如果成员函数影响逻辑状态，而不是按位状态，那么它们应该是“const”吗？

Question

I'm writing a class that wraps a legacy C API that controls a hardware device. In a simplified example, I might have something like:

class device
{
public:
    void set_request(int data) { legacy_set_req(p_device, data); }
    int get_response() const   { return legacy_get_rsp(p_device); }
private:
    device_handle_t *const p_device;
};

The class itself has no bitwise state; therefore, I could choose to declare set_request() as const , and the compiler would be happy with that. However, from a semantic point-of-view, would this be the correct approach, given that it affects the observable behaviour of the object? (ie the encapsulated hardware device very much does have state.)

Answer 1

I believe that const should reflect logical const-ness, regardless of the internal representation. Just because your object contains only a pointer to something that changes, doesn't mean all your member functions should be const .

C++ even has the mutable concept for internal representation that needs to change even if conceptually the object does not. The const keyword is clearly not intended to represent "bitwise" const-ness.

Answer 2

If it changes the state, it generally should not be const . The fact that the state in question is owned remotely (ie, in a controlled device) doesn't change that.

Answer 3

A useful test is:

could code with only const access to the device instance interfere with the operation of code with non- const access

Basically, const access is meant to mean you're effectively an observer. Here, it looks as though code calling set_request(...) at time T1 then get_response() at time T3 would be seriously screwed if some supposed observer called set_request() with different parameters at time T2. For that reason, set_request(...) shouldn't be accessible to observers - it should be non- const .
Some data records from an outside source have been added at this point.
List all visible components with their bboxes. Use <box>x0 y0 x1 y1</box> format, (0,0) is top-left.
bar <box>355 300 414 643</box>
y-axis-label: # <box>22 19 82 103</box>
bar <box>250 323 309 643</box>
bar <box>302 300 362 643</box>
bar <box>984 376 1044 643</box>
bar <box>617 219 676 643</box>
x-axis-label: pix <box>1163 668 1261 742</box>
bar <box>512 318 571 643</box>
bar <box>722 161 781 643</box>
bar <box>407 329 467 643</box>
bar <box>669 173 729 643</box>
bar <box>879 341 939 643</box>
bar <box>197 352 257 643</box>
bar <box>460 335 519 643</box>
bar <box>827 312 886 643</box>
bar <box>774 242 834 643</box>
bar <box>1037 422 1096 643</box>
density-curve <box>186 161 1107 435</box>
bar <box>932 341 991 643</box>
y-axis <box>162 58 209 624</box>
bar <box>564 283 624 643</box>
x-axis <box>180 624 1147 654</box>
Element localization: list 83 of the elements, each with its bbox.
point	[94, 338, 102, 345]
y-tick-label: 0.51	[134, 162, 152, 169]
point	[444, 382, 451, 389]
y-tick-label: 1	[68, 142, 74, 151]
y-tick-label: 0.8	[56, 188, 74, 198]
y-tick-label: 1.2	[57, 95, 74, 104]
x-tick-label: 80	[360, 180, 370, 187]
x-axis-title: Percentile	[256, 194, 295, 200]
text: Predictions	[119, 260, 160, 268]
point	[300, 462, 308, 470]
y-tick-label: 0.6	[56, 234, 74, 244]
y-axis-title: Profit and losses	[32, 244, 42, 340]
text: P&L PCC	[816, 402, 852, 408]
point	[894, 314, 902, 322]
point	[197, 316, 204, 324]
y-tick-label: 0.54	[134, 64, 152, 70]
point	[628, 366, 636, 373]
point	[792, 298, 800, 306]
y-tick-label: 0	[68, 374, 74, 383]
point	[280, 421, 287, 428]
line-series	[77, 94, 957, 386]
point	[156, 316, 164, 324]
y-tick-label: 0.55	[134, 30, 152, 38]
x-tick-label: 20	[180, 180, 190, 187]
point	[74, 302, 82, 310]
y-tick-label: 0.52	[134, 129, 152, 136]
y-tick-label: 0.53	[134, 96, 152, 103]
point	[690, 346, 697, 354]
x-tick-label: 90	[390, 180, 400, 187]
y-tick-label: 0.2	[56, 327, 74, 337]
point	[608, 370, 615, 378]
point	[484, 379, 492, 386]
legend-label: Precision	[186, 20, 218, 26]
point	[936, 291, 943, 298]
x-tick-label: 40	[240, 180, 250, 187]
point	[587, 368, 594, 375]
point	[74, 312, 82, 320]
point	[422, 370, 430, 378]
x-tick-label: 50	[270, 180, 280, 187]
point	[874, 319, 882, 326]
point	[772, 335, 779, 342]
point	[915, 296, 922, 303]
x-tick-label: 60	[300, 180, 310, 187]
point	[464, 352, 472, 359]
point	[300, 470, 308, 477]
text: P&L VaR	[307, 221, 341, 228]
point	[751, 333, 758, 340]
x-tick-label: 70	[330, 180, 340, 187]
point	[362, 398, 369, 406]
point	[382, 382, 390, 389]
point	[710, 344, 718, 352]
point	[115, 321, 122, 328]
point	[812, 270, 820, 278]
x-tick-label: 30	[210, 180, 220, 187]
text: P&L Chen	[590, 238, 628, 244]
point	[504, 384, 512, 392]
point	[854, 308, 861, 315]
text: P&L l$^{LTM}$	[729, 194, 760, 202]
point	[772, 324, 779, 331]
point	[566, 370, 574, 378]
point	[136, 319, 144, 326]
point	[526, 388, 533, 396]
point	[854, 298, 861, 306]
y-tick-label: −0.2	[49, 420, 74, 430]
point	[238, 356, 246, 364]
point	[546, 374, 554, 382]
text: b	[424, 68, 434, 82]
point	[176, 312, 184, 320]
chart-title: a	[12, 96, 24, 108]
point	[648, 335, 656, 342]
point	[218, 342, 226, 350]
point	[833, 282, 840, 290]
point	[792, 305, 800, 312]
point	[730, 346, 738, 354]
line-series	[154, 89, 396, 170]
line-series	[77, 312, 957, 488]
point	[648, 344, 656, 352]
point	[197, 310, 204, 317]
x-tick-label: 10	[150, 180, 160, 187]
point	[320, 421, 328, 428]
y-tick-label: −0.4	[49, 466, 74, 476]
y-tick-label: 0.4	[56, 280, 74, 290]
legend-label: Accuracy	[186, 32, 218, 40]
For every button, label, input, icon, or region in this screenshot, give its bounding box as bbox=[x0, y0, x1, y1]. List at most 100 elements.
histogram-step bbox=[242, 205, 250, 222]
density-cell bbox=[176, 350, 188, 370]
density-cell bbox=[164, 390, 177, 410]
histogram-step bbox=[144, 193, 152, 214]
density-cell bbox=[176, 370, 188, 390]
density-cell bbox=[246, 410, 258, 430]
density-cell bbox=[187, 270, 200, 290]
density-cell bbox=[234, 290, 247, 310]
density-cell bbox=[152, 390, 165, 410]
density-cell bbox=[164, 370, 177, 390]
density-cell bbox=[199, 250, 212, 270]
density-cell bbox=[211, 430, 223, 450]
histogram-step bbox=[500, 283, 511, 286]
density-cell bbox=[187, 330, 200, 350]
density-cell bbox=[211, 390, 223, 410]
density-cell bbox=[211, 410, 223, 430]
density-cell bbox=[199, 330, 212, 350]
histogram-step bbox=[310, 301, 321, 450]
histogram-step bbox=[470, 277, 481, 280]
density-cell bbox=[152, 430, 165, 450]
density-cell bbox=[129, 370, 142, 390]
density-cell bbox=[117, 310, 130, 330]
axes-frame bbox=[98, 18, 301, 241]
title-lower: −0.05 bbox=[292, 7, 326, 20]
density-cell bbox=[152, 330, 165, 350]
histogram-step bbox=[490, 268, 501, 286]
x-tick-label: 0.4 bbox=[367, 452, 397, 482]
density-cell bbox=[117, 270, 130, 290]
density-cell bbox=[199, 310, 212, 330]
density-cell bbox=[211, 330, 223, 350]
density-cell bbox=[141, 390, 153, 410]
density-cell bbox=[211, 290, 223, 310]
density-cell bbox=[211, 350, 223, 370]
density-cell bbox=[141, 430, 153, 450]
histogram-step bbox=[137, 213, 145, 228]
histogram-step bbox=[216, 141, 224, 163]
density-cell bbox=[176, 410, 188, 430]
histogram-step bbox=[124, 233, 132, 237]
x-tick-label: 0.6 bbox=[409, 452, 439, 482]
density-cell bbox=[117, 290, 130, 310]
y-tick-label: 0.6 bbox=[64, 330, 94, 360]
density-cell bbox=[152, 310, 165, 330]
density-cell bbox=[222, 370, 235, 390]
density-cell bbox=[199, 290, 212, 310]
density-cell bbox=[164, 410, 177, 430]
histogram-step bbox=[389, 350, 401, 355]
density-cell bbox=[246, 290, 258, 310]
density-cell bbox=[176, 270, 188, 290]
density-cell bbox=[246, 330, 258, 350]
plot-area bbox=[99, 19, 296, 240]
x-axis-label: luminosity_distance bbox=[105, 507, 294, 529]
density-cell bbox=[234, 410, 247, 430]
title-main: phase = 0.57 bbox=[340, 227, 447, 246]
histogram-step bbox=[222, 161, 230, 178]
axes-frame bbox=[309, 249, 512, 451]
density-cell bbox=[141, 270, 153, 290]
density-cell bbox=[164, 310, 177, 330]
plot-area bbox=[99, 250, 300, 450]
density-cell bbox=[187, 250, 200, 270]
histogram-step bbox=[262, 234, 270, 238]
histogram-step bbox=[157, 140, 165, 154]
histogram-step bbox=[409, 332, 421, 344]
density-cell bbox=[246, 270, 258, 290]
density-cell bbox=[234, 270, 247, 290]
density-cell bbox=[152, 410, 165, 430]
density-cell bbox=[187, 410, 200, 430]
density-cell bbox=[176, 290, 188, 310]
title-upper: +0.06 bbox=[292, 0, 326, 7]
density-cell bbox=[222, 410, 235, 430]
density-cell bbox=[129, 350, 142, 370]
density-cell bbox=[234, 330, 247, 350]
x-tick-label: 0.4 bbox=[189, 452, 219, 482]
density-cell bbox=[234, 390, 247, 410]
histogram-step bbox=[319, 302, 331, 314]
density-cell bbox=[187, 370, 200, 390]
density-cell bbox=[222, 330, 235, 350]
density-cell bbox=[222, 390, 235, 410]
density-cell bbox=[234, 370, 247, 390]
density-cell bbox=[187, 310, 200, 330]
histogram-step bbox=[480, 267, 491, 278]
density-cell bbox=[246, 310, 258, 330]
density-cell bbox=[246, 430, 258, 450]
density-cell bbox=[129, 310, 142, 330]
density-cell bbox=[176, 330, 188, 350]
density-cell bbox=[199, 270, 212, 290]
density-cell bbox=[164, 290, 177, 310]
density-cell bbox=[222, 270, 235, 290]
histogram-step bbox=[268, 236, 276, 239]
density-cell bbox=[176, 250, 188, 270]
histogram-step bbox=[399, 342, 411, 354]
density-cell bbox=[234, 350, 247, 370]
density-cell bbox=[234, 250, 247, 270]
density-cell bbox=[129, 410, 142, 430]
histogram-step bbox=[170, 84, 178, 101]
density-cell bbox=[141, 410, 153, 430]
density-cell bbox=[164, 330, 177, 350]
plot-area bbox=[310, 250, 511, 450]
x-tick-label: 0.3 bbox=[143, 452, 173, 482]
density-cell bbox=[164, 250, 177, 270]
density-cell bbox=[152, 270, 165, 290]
(There are caveats to the test - eg if a const "observer" needs a lock it can obviously affect non- const usage from another thread from a timing perspective but shouldn't do so from a functional one - but it's pretty obvious how to factor that into your analysis).

Answer 4

Like other type and member qualifications (eg, public, private, virtual), const expresses both intention and the language semantics (ie, safety features) that support that intention. In this case, the intention would appear counter-intuitive, even if the underlying semantics would be safe. I wouldn't do it.